From: bruck@pacificnet.net (Ronald Bruck)
Subject: Re: Does anyone have an example like this???
Date: Wed, 31 Mar 1999 15:17:30 -0800
Newsgroups: sci.math
Keywords: Characterization of nonreflexive Banach spaces
In article <7dtu7h$d5s$1@nnrp1.dejanews.com>, ullrich@math.okstate.edu wrote:
> In article <37019A53.4EF6BA80@math.brown.edu>,
> Munju Kim wrote:
> > X : an infinite dimensional Banach space.
> >
> > S : a convex closed subset of X which does not have an element of
> > minimal norm.
> >
> > Please tell me.
>
> Homework? Consider l_1, the space of absolutely summable
> sequences. Let e_1, e_2, ... be the standard basis vectors.

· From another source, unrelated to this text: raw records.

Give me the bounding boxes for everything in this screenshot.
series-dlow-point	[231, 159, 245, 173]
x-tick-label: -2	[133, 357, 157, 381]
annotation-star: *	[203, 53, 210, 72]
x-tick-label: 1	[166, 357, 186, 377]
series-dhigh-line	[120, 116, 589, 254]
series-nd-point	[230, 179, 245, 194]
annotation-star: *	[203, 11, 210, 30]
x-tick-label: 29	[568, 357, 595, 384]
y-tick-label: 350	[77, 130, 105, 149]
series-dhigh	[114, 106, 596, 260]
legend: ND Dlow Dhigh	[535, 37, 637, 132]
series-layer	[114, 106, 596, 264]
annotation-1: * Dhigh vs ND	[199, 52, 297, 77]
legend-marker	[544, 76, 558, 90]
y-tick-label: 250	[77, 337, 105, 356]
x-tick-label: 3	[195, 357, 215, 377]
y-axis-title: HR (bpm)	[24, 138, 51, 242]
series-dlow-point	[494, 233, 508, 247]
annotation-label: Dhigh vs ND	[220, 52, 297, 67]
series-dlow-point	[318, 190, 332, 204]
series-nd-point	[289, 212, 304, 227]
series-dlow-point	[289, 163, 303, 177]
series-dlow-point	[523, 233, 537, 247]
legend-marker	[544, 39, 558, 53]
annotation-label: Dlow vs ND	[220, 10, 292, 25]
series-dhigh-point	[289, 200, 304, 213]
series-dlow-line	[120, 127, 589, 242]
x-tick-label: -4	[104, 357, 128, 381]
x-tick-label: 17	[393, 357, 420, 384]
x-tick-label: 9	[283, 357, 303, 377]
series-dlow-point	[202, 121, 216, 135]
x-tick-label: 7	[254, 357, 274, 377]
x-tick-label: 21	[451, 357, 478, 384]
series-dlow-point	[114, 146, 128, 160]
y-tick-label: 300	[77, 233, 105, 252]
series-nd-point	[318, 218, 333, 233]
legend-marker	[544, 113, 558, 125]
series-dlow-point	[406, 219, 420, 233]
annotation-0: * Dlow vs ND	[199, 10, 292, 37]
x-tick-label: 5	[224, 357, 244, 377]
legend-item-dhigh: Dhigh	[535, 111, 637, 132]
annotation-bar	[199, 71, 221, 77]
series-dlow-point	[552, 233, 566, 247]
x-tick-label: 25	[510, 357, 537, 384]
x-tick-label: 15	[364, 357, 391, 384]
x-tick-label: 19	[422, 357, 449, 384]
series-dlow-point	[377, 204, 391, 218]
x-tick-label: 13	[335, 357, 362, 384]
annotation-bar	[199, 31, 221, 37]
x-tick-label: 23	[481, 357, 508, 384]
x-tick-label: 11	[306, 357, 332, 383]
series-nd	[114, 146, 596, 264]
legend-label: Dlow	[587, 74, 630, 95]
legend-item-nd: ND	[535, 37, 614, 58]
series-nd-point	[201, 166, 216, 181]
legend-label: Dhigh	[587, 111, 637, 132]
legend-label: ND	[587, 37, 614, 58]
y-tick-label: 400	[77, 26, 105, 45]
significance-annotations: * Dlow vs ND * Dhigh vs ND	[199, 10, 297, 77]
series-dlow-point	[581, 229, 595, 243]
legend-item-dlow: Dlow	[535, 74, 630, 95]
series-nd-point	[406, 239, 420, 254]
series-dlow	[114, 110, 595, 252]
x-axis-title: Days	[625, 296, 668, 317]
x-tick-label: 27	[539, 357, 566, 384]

> The closed convex hull of the vectors (1 + 1/n)*e_n does it.
Actually, any nonreflexive space has this property. In fact, this is a
necessary AND sufficient condition for a space to be nonreflexive.
But that's quite a bit harder than the homework problem... (Which might
NOT be a homework problem. This approximation problem is so pervasive
it's probably popped in the work of hundreds.)
--Ron Bruck
==============================================================================
From: a.visitor@the.asylum (a.visitor)
Subject: Re: Does anyone have an example like this???
Date: Wed, 31 Mar 1999 20:38:44 +0000
Newsgroups: sci.math
In article <37019A53.4EF6BA80@math.brown.edu>, Munju Kim
wrote:
> X : an infinite dimensional Banach space.
>
> S : a convex closed subset of X which does not have an element of
> minimal norm.
>
> Please tell me.
Let
X = { f:[0,1] \to R | f is continuous and f(1)=0 }
and equip X with the uniform norm || ||_{\infty}.
Let
S = { f \in X | \int_{0}^{1}tf(t)dt = 1 }
Now prove that
(1) X is Banach;
(2) S is closed and convex;
(3) for all f\in S we have
||f||_{\infty} > inf_{g\in S} ||g||_\infty},
i.e. there is no vector in S closest to 0 (or using your terminology:
S does not have a "minimal element").